Jakarta, Aktual.com – Presiden Joko Widodo telah melantik Djoko Setiadi sebagai Kepala Badan Siber dan Sandi Negara (BSSN). Pelantikan digelar di Istana Negara, Jakarta, pada Rabu, 3 Januari 2018.
Pelantikan Djoko Setiadi ini tertuang dalam Keputusan Presiden Republik Indonesia Nomor 130P Tahun 2017 tentang Pemberhentian denga Hormat Kepala Lembaga Sandi Negara dan Pengangkatan Kepala Badan Siber dan Sandi Negara.
Pria yang lulus dari Akademi Sandi Negara (AKSARA) pada tahun 1980 tersebut, sebelum diangkat menjadi Kepala BSSN, menjabat sebagai Kepala Lembaga Sandi Negara (Lemsaneg) sejak Januari 2016.
Adapun Lemsaneg dilebur bersama dengan Direktorat Jenderal Aplikasi Informatika (Aptika) di Kementerian Komunikasi dan Informatika hingga menjadi BSSN sekarang ini. Hal tersebut diatur dalam Peraturan Presiden (Perpres) Nomor 53 Tahun 2017 yang ditandatangani pada 19 Mei 2017.

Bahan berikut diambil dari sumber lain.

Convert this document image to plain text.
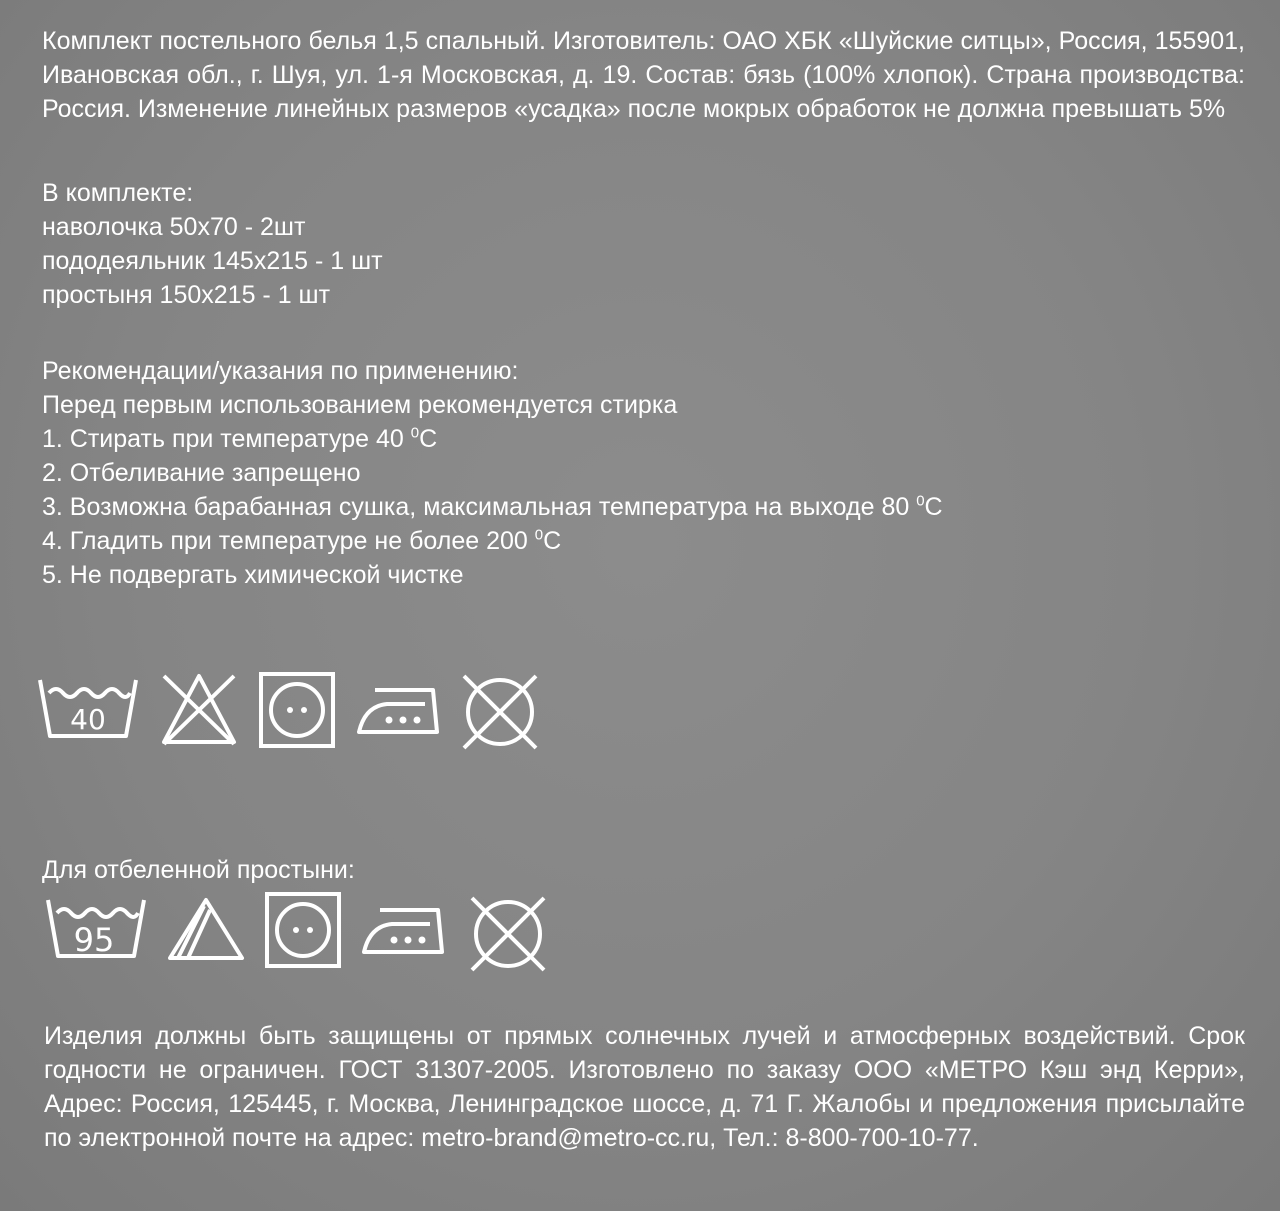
Комплект постельного белья 1,5 спальный. Изготовитель: ОАО ХБК «Шуйские ситцы», Россия, 155901, Ивановская обл., г. Шуя, ул. 1-я Московская, д. 19. Состав: бязь (100% хлопок). Страна производства: Россия. Изменение линейных размеров «усадка» после мокрых обработок не должна превышать 5%

В комплекте:
наволочка 50х70 - 2шт
пододеяльник 145х215 - 1 шт
простыня 150х215 - 1 шт
Рекомендации/указания по применению:
Перед первым использованием рекомендуется стирка
1. Стирать при температуре 40 $^0$С
2. Отбеливание запрещено
3. Возможна барабанная сушка, максимальная температура на выходе 80 $^0$С
4. Гладить при температуре не более 200 $^0$С
5. Не подвергать химической чистке
40
Для отбеленной простыни:
95

Изделия должны быть защищены от прямых солнечных лучей и атмосферных воздействий. Срок годности не ограничен. ГОСТ 31307-2005. Изготовлено по заказу ООО «МЕТРО Кэш энд Керри», Адрес: Россия, 125445, г. Москва, Ленинградское шоссе, д. 71 Г. Жалобы и предложения присылайте по электронной почте на адрес: metro-brand@metro-cc.ru, Тел.: 8-800-700-10-77.
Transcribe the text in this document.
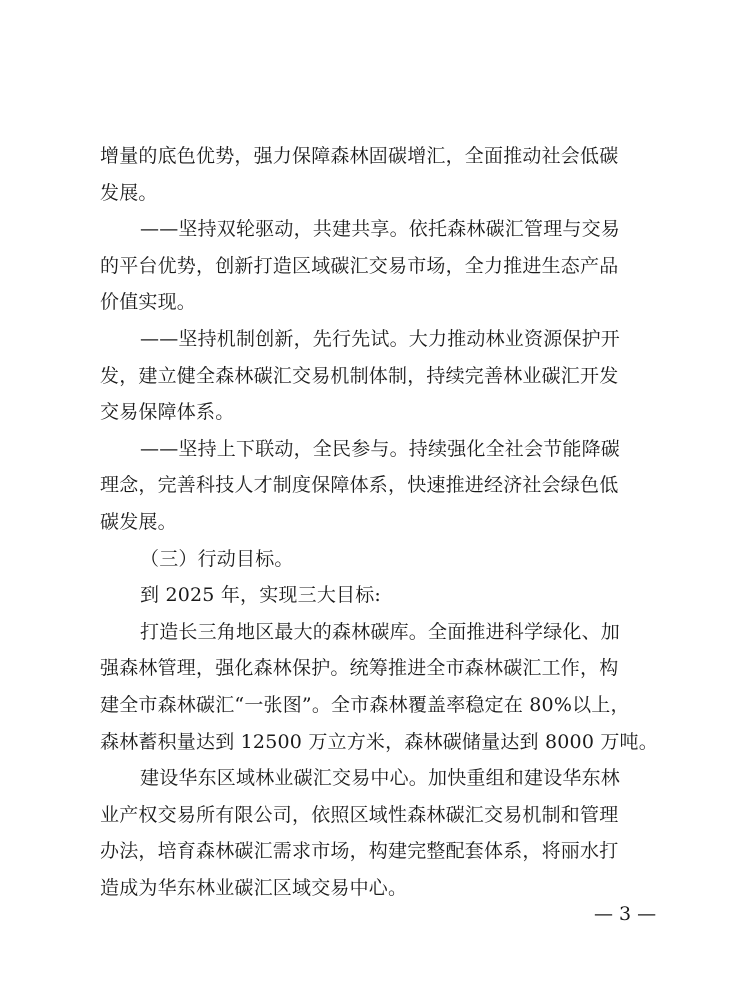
增量的底色优势，强力保障森林固碳增汇，全面推动社会低碳
发展。
——坚持双轮驱动，共建共享。依托森林碳汇管理与交易
的平台优势，创新打造区域碳汇交易市场，全力推进生态产品
价值实现。
——坚持机制创新，先行先试。大力推动林业资源保护开
发，建立健全森林碳汇交易机制体制，持续完善林业碳汇开发
交易保障体系。
——坚持上下联动，全民参与。持续强化全社会节能降碳
理念，完善科技人才制度保障体系，快速推进经济社会绿色低
碳发展。
（三）行动目标。
到 2025 年，实现三大目标:
打造长三角地区最大的森林碳库。全面推进科学绿化、加
强森林管理，强化森林保护。统筹推进全市森林碳汇工作，构
建全市森林碳汇“一张图”。全市森林覆盖率稳定在 80%以上，
森林蓄积量达到 12500 万立方米，森林碳储量达到 8000 万吨。
建设华东区域林业碳汇交易中心。加快重组和建设华东林
业产权交易所有限公司，依照区域性森林碳汇交易机制和管理
办法，培育森林碳汇需求市场，构建完整配套体系，将丽水打
造成为华东林业碳汇区域交易中心。
— 3 —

Berdasarkan Perpres tersebut, BSSN mulanya berada di bawah dan bertanggung jawab kepada Menteri Koordinator Bidang Politik, Hukum, dan Keamanan. Namun dengan alasan krusialnya aspek keamanan terhadap kejahatan siber dan implikasinya terhadap ketahanan nasional di tengah upaya pemerintah untuk meningkatkan perekonomian digital di Tanah Air, BSSN kemudian ditempatkan di bawah dan bertanggung jawab kepada presiden.
Optimalisasi pelaksanaan tugas dan fungsi BSSN itu diatur lewat Perpres Nomor 133 Tahun 2017 yang mengubah Perpres sebelumnya. Presiden menandatangani Perpres tersebut pada 16 Desember 2017.
Menanggapi hal ini, Anggota Komisi 1 DPR RI, Sukamta mengharapkan Kepala BSSN segera bekerja secara cepat dan sistematis menata sistem keamanan siber di Indonesia.
“Dengan posisi langsung dibawah Presiden, BSSN mestinya powerfull dan harus bisa bekerja cepat mengingat perkembangan teknologi amat pesat, sementara ancaman siber semakin luas dan berbahaya”, jelas Sukamta.
Menurut Sekretaris Fraksi PKS ini, ancaman siber semakin nyata dan berbahaya karena bisa berwujud serangan fisik, serangan logic, serangan informasi, dan serangan budaya. Maka diharapkan BSSN mampu mengantisipasi berbagai jenis serangan tersebut dengan mengkoordinasikan berbagai sektor terkait.
Lebih lanjut menurut Sukamta, yang perlu segera dilakukan adalah menata regulasi, standarisasi, strategi dan juga manajemen keamanan siber. Hal ini agar menjamin perkembangan Internet of Things (IoT) di Indonesia bisa berjalan secara aman.
“Mengutip laporan Global Cybersecurity Index (GCI) tahun 2017 disebut Indonesia ada di posisi 69 dunia dengan nilai 0.424 turun dibandingkan penilaian tahun 2015 (nilai 0.471). Ini harus menjadi perhatian BSSN untuk segera dibenahi,” jelas Sukamta.
Secara khusus Sukamta memberikan catatan masih adanya carut marut soal NIK sebagai single identity number yang merupakan basis data kependudukan yang sangat sentral. Problem implementasi sistem ini hadirkan serangan siber secara fisik yang terus berkembang.
“Soal NIK sangat terkait dengan perlindungan data secara siber, ini termasuk hal yang harus segera dibenahi. Maka kami berharap RUU perlindungan data pribadi untuk segera dibahas,” pungkas Sukamta.